Crosstalk, tal como o seu nome extremamente literal diz, faz-nos viver uma experiência de conversa cruzada em modelo de secretismo. A maioria das mulheres com certeza conhece a verdadeira tática de dar a entender algo sem falar diretamente, esperando que o outro entenda o que realmente estamos a querer dizer (o que por sinal não é só das mulheres e por outro lado não é de todo aconselhável realizar para relações saudáveis!). Ainda assim crosstalk, pela impossibilidade que nos dá de poder falar abertamente com o nosso grupo, faz com que realmente o queiramos fazer e nos frustremos por não poder fazê-lo (o que dizer? Somos seres do contra!).

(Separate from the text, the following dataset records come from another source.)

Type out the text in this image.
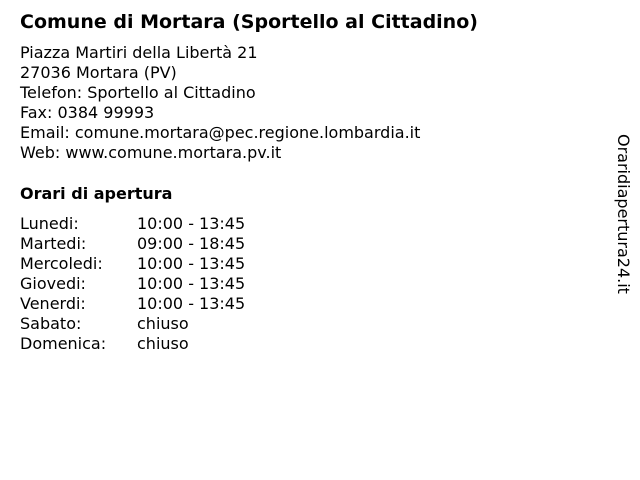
Comune di Mortara (Sportello al Cittadino)
Piazza Martiri della Libertà 21
27036 Mortara (PV)
Telefon: Sportello al Cittadino
Fax: 0384 99993
Email: comune.mortara@pec.regione.lombardia.it
Web: www.comune.mortara.pv.it
Orari di apertura
Lunedi:	10:00 - 13:45
Martedi:	09:00 - 18:45
Mercoledi: 10:00 - 13:45
Giovedi:	10:00 - 13:45
Venerdi:	10:00 - 13:45
Sabato:	chiuso
Domenica: chiuso
Oraridiapertura24.it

Crosstalk é um party game no qual a eficaz conversa subtil é a competência a adquirir para a vitória. Existem duas equipas, a preta e a azul. Cada equipa tem de escolher qual é o membro da sua equipa que irá dar as pistas (que chamarei neste artigo de Porta-voz). Assim que essa escolha for realizada ambos os membros que ficaram de dar pistas escolhem uma palavra a partir de um cartão de jogo, palavra esta que as suas equipas terão de adivinhar a partir de pistas que ambos vão fornecer. A equipa que adivinhar a palavra mais rápido ganha o jogo. Simples certo?

Onde se complica? Cada porta voz de equipa dá uma única pista privada à sua equipa sobre a palavra a adivinhar no início do jogo. Após esta ação os porta-vozes nunca mais irão dar pistas diretas à sua própria equipa. Os porta-vozes terão de, a partir daí, alternadamente, dar pistas públicas (ou seja pistas que ambas as equipas vêem). Para vos dar um exemplo, imaginando que era a vez do porta voz preto dar a pista pública, a equipa a adivinhar de seguida seria a equipa azul, tornando-se assim aconselhável que o porta voz da equipa preta dê uma boa pista mas ao mesmo tempo não tão boa para que a equipa oponente não ganhe logo de seguida o jogo.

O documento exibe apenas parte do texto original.